Liar's Poker: Rising Through the Wreckage of Wall Street  by Michael Lewis
Liar's Poker is a tragicomic look at life on Wall Street; especially the life of lower-level employees getting their start in the financial world. Michael Lewis draws on his personal experience at Salomon Brothers to tell the larger story of the rise and fall of the entire firm during the 1980s. Along the way he tells some hilarious stories and gives the reader an interesting, inside look at the fast-paced life on Wall Street. Lewis also describes for all investors the conflicts of interest and lack of governance on Wall Street long before Eliot Spitzer and Arthur Levitt became the champions of the little guy. Anyone who wants to know what a trader's life is like inside a major Wall Street firm will find this an interesting, humorous read that has become perennial bestseller.

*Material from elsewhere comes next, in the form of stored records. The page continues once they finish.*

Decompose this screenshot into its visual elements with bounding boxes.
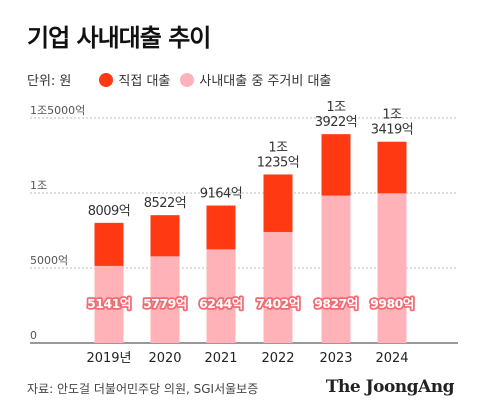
chart-title: 기업 사내대출 추이 [27,24,211,52]
legend-label-direct-loan: 직접 대출 [118,74,171,89]
total-value-label: 1조 [382,108,402,123]
x-tick-label: 2019년 [86,351,131,366]
x-tick-label: 2022 [261,351,294,366]
housing-value-label: 9980억 [370,296,414,311]
legend-label-housing-loan: 사내대출 중 주거비 대출 [199,74,332,89]
legend-item-housing-loan: 사내대출 중 주거비 대출 [180,70,331,89]
x-tick-label: 2024 [375,351,408,366]
housing-value-label: 5779억 [143,296,187,311]
publisher-logo: The JoongAng [325,377,455,397]
bar-housing-loan [377,193,407,343]
source-note: 자료: 안도걸 더불어민주당 의원, SGI서울보증 [27,382,259,396]
y-tick-label: 1조5000억 [30,104,85,117]
housing-value-label: 7402억 [256,296,300,311]
y-tick-label: 1조 [30,179,47,192]
bar-housing-loan [263,231,293,343]
total-value-label: 1조 [326,100,346,115]
x-tick-label: 2021 [204,351,237,366]
bar-housing-loan [321,195,351,343]
y-tick-label: 5000억 [30,254,68,267]
legend-item-direct-loan: 직접 대출 [99,70,170,89]
total-value-label: 3419억 [371,123,414,138]
bar-housing-loan [206,249,236,343]
x-tick-label: 2023 [319,351,352,366]
total-value-label: 8009억 [88,204,131,219]
bar-housing-loan [150,256,180,343]
total-value-label: 8522억 [144,196,187,211]
total-value-label: 1235억 [257,155,300,170]
legend: 단위: 원 직접 대출 사내대출 중 주거비 대출 [27,70,341,89]
legend-swatch-housing-loan [180,72,195,87]
bar-housing-loan [94,265,124,343]
legend-swatch-direct-loan [99,72,114,87]
housing-value-label: 9827억 [314,296,358,311]
y-tick-label: 0 [30,329,37,342]
total-value-label: 3922억 [315,115,358,130]
x-tick-label: 2020 [148,351,181,366]
housing-value-label: 5141억 [87,296,131,311]
unit-label: 단위: 원 [27,74,72,89]
housing-value-label: 6244억 [199,296,243,311]
total-value-label: 1조 [268,140,288,155]
total-value-label: 9164억 [200,187,243,202]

The Predators' Ball: The Inside Story of Drexel Burnham and the Rise of the Junk Bond Raiders  by Connie Bruck
This book, Barbarians at the Gate  by Burrough and Helvar, and Den of Thieves  by Stewart fully depict the defining events of Wall Street in the 1980's. Of this triumvirate, this book is the only one that is more read than reported (both Barbarians  and Thieves  were written by WSJ reporters), and it really delves into the personal lives and backgrounds of the major players at Drexel. In reading this text you are provided with a full description and understanding of Milken and the driving forces behind the firm; above all, you understand the trap he worked himself into through his own success and how he wound up victimized by the financial system he worked within. The book explains Milken's brilliance, the market that he created and nurtured, and the catch-22 that led to his criminilization.

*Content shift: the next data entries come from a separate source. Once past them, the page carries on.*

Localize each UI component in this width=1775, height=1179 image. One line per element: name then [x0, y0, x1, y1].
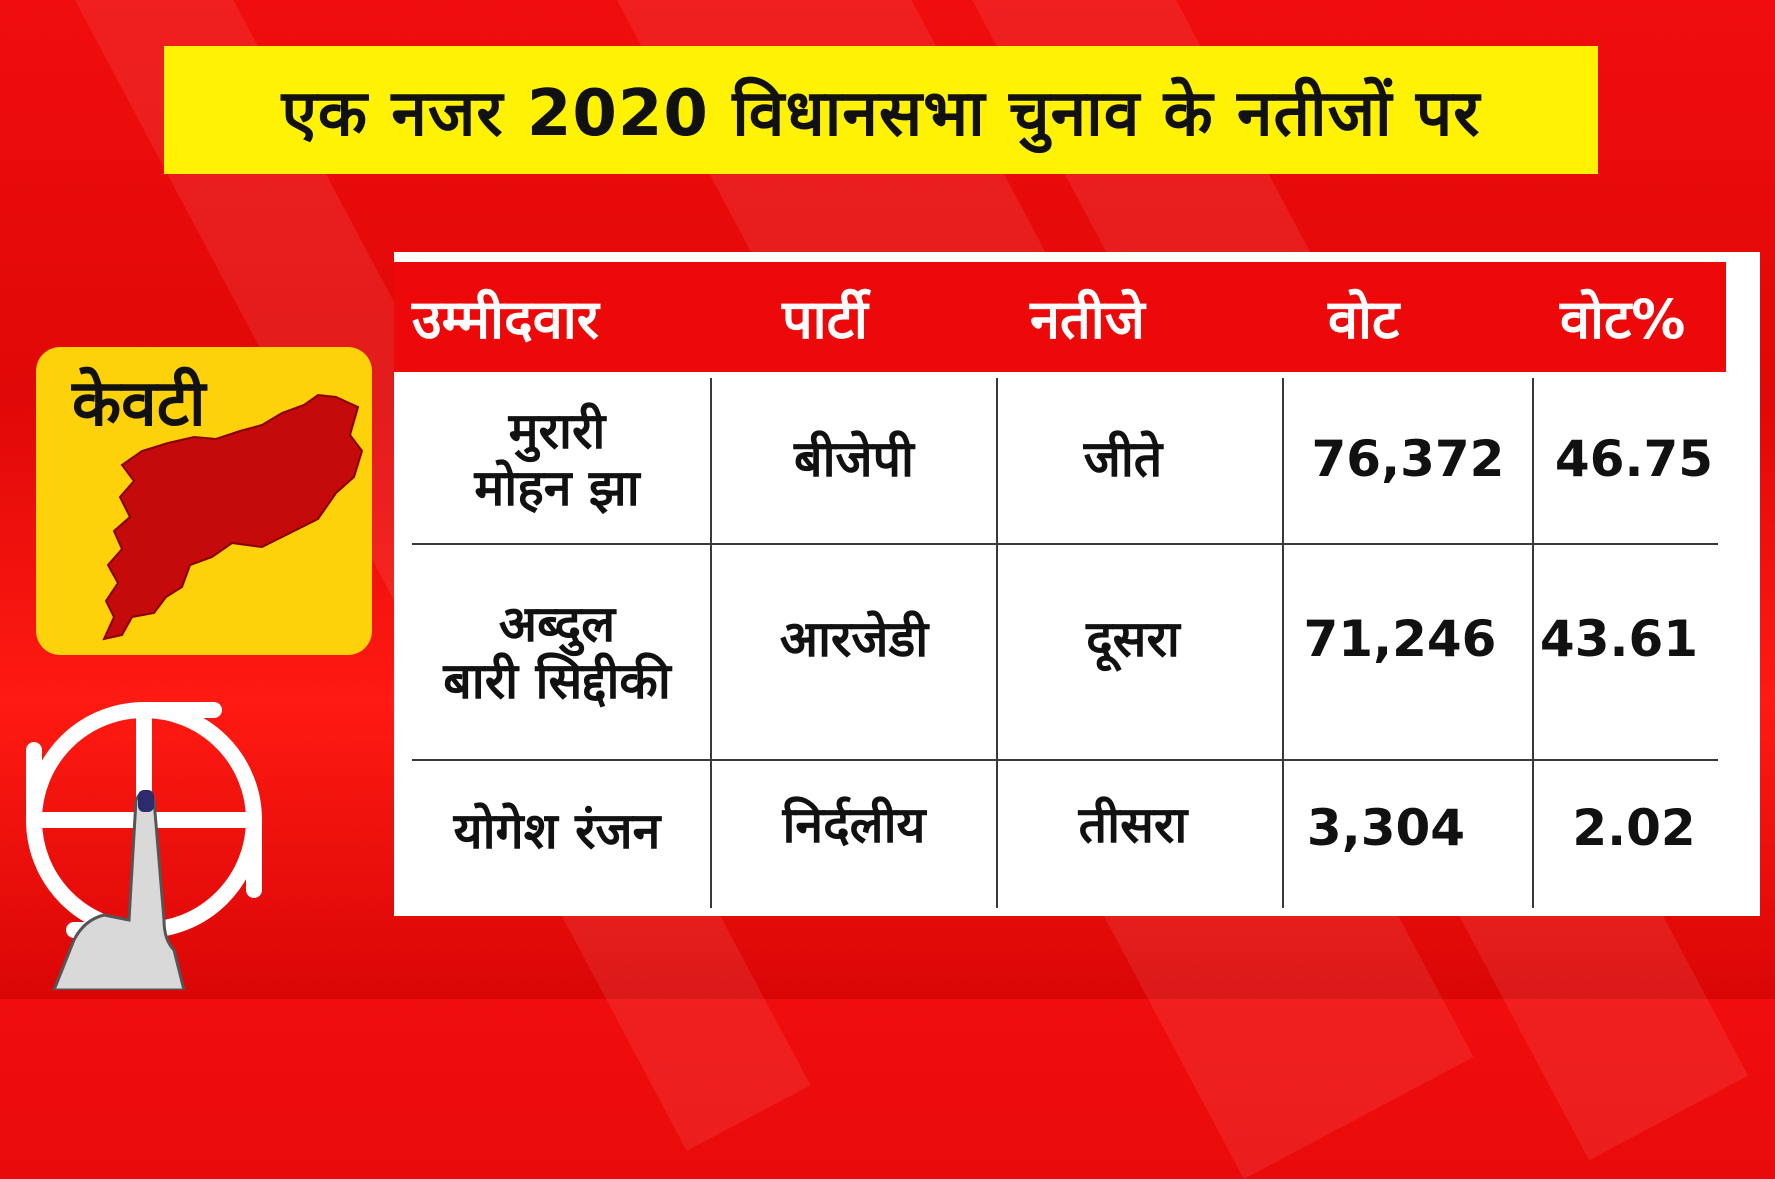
candidate-name-line: मुरारी	[508, 401, 606, 460]
party-name: बीजेपी	[794, 430, 914, 489]
column-header-result: नतीजे	[1030, 288, 1145, 351]
election-symbol-icon	[26, 702, 262, 990]
row-divider	[412, 759, 1718, 761]
title-banner: एक नजर 2020 विधानसभा चुनाव के नतीजों पर	[164, 46, 1598, 174]
column-divider	[1532, 378, 1534, 908]
column-header-candidate: उम्मीदवार	[412, 288, 599, 351]
candidate-name: अब्दुल बारी सिद्दीकी	[412, 550, 702, 756]
vote-percent: 43.61	[1539, 610, 1699, 669]
results-table: उम्मीदवार पार्टी नतीजे वोट वोट% मुरारी म…	[394, 252, 1760, 916]
result-status: जीते	[1083, 430, 1163, 489]
column-header-party: पार्टी	[782, 288, 868, 351]
column-divider	[1282, 378, 1284, 908]
candidate-name-line: अब्दुल	[498, 594, 616, 653]
result-status: दूसरा	[1086, 610, 1180, 669]
column-header-vote-percent: वोट%	[1560, 288, 1686, 351]
column-header-votes: वोट	[1328, 288, 1400, 351]
candidate-name-line: मोहन झा	[474, 459, 640, 517]
row-divider	[412, 543, 1718, 545]
result-status: तीसरा	[1078, 796, 1188, 855]
candidate-name: योगेश रंजन	[412, 764, 702, 900]
column-divider	[710, 378, 712, 908]
constituency-card: केवटी	[36, 347, 372, 655]
party-name: आरजेडी	[779, 610, 929, 669]
vote-count: 3,304	[1306, 799, 1466, 858]
vote-count: 76,372	[1311, 430, 1505, 489]
table-header: उम्मीदवार पार्टी नतीजे वोट वोट%	[394, 262, 1726, 372]
candidate-name-line: बारी सिद्दीकी	[443, 652, 671, 710]
constituency-name: केवटी	[72, 367, 206, 441]
page-title: एक नजर 2020 विधानसभा चुनाव के नतीजों पर	[281, 76, 1481, 151]
candidate-name-line: योगेश रंजन	[453, 802, 661, 861]
party-name: निर्दलीय	[782, 796, 926, 855]
vote-percent: 2.02	[1572, 799, 1696, 858]
constituency-map-icon	[102, 393, 364, 641]
inked-finger-icon	[52, 790, 186, 990]
column-divider	[996, 378, 998, 908]
vote-count: 71,246	[1303, 610, 1497, 669]
vote-percent: 46.75	[1554, 430, 1714, 489]
candidate-name: मुरारी मोहन झा	[412, 384, 702, 536]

Den of Thieves  by James B. Stewart
Another perennial bestseller, Den of Thieves  tells, in masterfully reported detail, the full story of the insider-trading scandal that nearly destroyed Wall Street, the men who pulled it off, and the chase that finally brought them to justice. Pulitzer Prize winner James B. Stewart shows how four of the biggest names on Wall Street -- Michael Milken, Ivan Boesky, Martin Siegel, and Dennis Levine -- created the greatest insider-trading ring in financial history and almost walked away with billions, until a team of downtrodden detectives triumphed over some of America's most expensive lawyers to bring this powerful quartet to justice. Based on secret grand jury transcripts, interviews, and actual trading records, and containing explosive new revelations about Michael Milken and Ivan Boesky written especially for this paperback edition, Den of Thieves  weaves all the facts into an unforgettable narrative -- a portrait of human nature, big business, and crime of unparalleled proportions.

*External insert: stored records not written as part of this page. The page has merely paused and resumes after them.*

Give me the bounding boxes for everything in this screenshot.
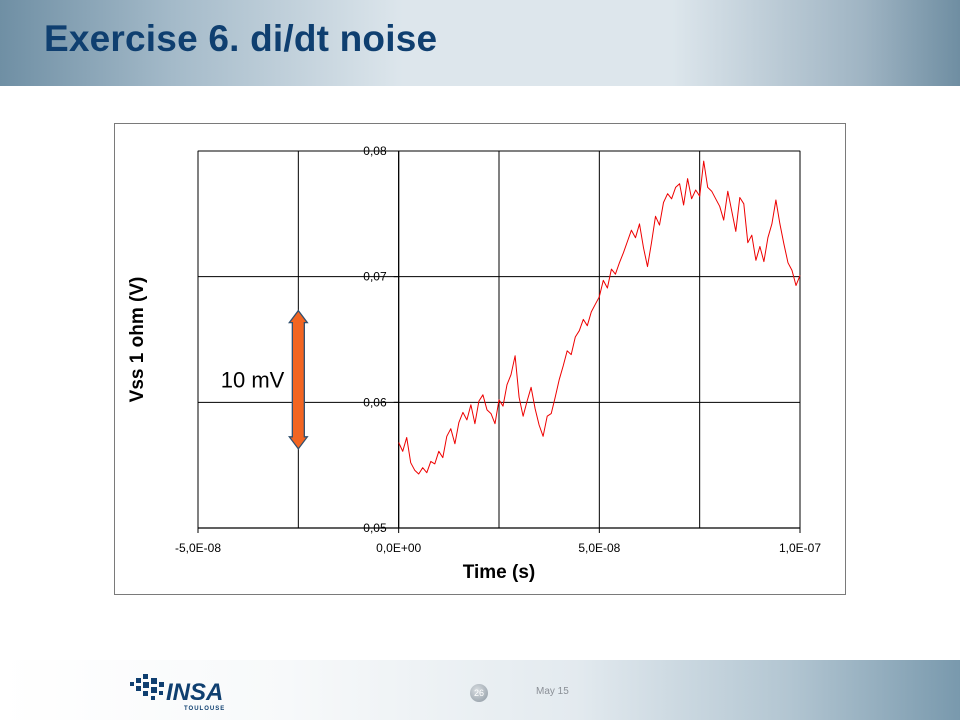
chart-frame: 0,05 0,06 0,07 0,08 -5,0E-08 0,0E+00 5,0E-08 1,… [114, 123, 846, 595]
title-bar: Exercise 6. di/dt noise [0, 0, 960, 86]
logo-text: INSA [166, 679, 223, 706]
logo-subtext: TOULOUSE [184, 706, 225, 712]
grid-lines [197, 150, 801, 529]
y-tick-label: 0,06 [363, 395, 387, 409]
series-line [398, 160, 801, 475]
y-tick-label: 0,08 [363, 144, 387, 158]
chart: 0,05 0,06 0,07 0,08 -5,0E-08 0,0E+00 5,0E-08 1,… [127, 144, 821, 583]
annotation: 10 mV [221, 309, 309, 450]
y-tick-label: 0,05 [363, 521, 387, 535]
x-axis-title: Time (s) [463, 562, 536, 583]
annotation-arrow [288, 309, 309, 450]
footer-date: May 15 [536, 686, 569, 697]
series [398, 160, 801, 475]
axes [197, 150, 801, 533]
x-tick-label: 1,0E-07 [779, 541, 821, 555]
x-tick-label: 5,0E-08 [578, 541, 620, 555]
x-tick-label: 0,0E+00 [376, 541, 421, 555]
y-tick-label: 0,07 [363, 270, 387, 284]
y-axis-title: Vss 1 ohm (V) [127, 277, 148, 403]
slide-title: Exercise 6. di/dt noise [44, 18, 438, 59]
page-number: 26 [470, 684, 488, 702]
insa-logo: INSA TOULOUSE [130, 674, 225, 712]
tick-labels: 0,05 0,06 0,07 0,08 -5,0E-08 0,0E+00 5,0E-08 1,… [175, 144, 821, 555]
x-tick-label: -5,0E-08 [175, 541, 221, 555]
annotation-label: 10 mV [221, 368, 285, 393]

Barbarians at the Gate: The Fall of RJR Nabisco  by Bryan Burrough & John Helyar
The definitive account of the largest takeover in Wall Street history. The fight to control RJR Nabisco, with $25 billion at stakem will be remembered as the ultimate story of greed and glory. Barbarians at the Gate  has been called one of the most influential business books of all time -- the definitive, gripping account of the frenzy that overtook Wall Street in October and November of 1988 is the story of deal makers and publicity flaks, of strategy meetings and society dinners, of boardrooms and bedrooms -- giving us not only a detailed look at how financial operations at the highest levels are conducted but also a richly textured social history of wealth at the twilight of the Reagan era. "All the suspense of a first-rate thriller . . . one of the finest, most compelling accounts of what happened to corporate America and Wall Street in the 1980s." --New York Times Book Review.